PARTIES AND OPINIONS

Side 1- The State of Louisiana (Respondents)

  • Louisiana’s state legislature created the monopoly over slaughterhouses and consolidated all state slaughterhouses into Crescent City’s sole slaughterhouse.

  • Respondent Argument (Majority): It was not a violation of the Fourteenth Amendment nor its privileges and immunities clause for the state legislature to create the slaughterhouse monopoly, since the Fourteenth Amendment only applies to federal citizenship rights.


Side 2- The Slaughterhouse Owners (Plaintiffs)

  • These were the owners who had their slaughterhouses combined and monopolized into one singular entity by the state of Louisiana.

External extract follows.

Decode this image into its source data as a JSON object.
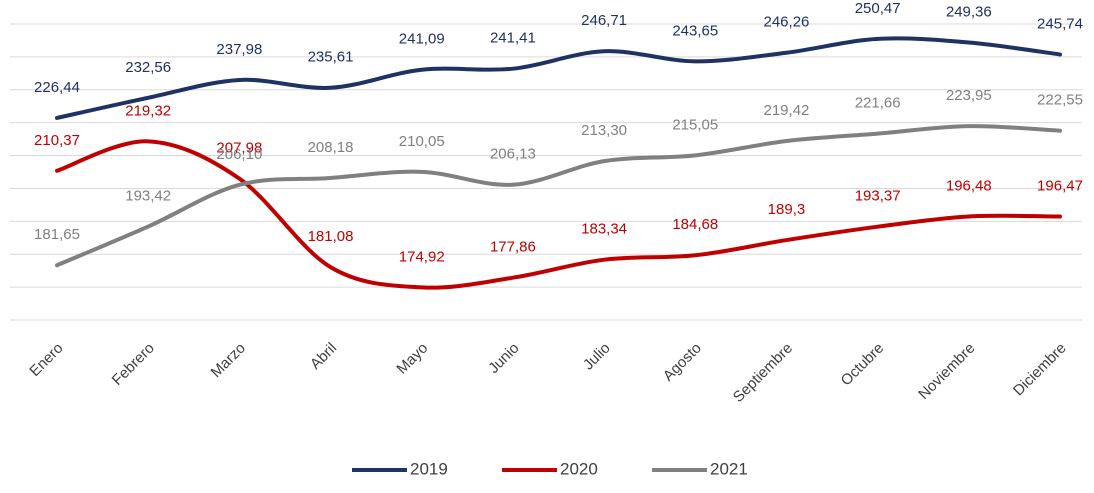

  • Plaintiff Argument (Dissenting): The slaughterhouse owners argued that the monopolization forced them into involuntary servitude, which violated their Thirteenth and Fourteenth Amendment rights.



SIGNIFICANCE

  • The majority ruling effectively changed the interpretations of the privileges and immunities clause. Many historians and scholars consider this interpretation of the Fourteenth Amendment inaccurate for nearly one century after the slaughterhouse cases. Throughout the next century, the ruling also paved the path for certain states in the South to be able to limit the civil liberties of African-Americans and other racial minorities, since the Fourteenth Amendment protections no longer applied to state citizens. However, the impacts of the Slaughterhouse cases were temporary, as in Gitlow v. New York (1925) the 14th amendment was successfully incorporated into states, expanding protections to individual state citizens. Arguably, this incorporation allowed for the freedom of speech and freedom of the press to be upheld with due process at the state level, further extending Constitutional rights nationally.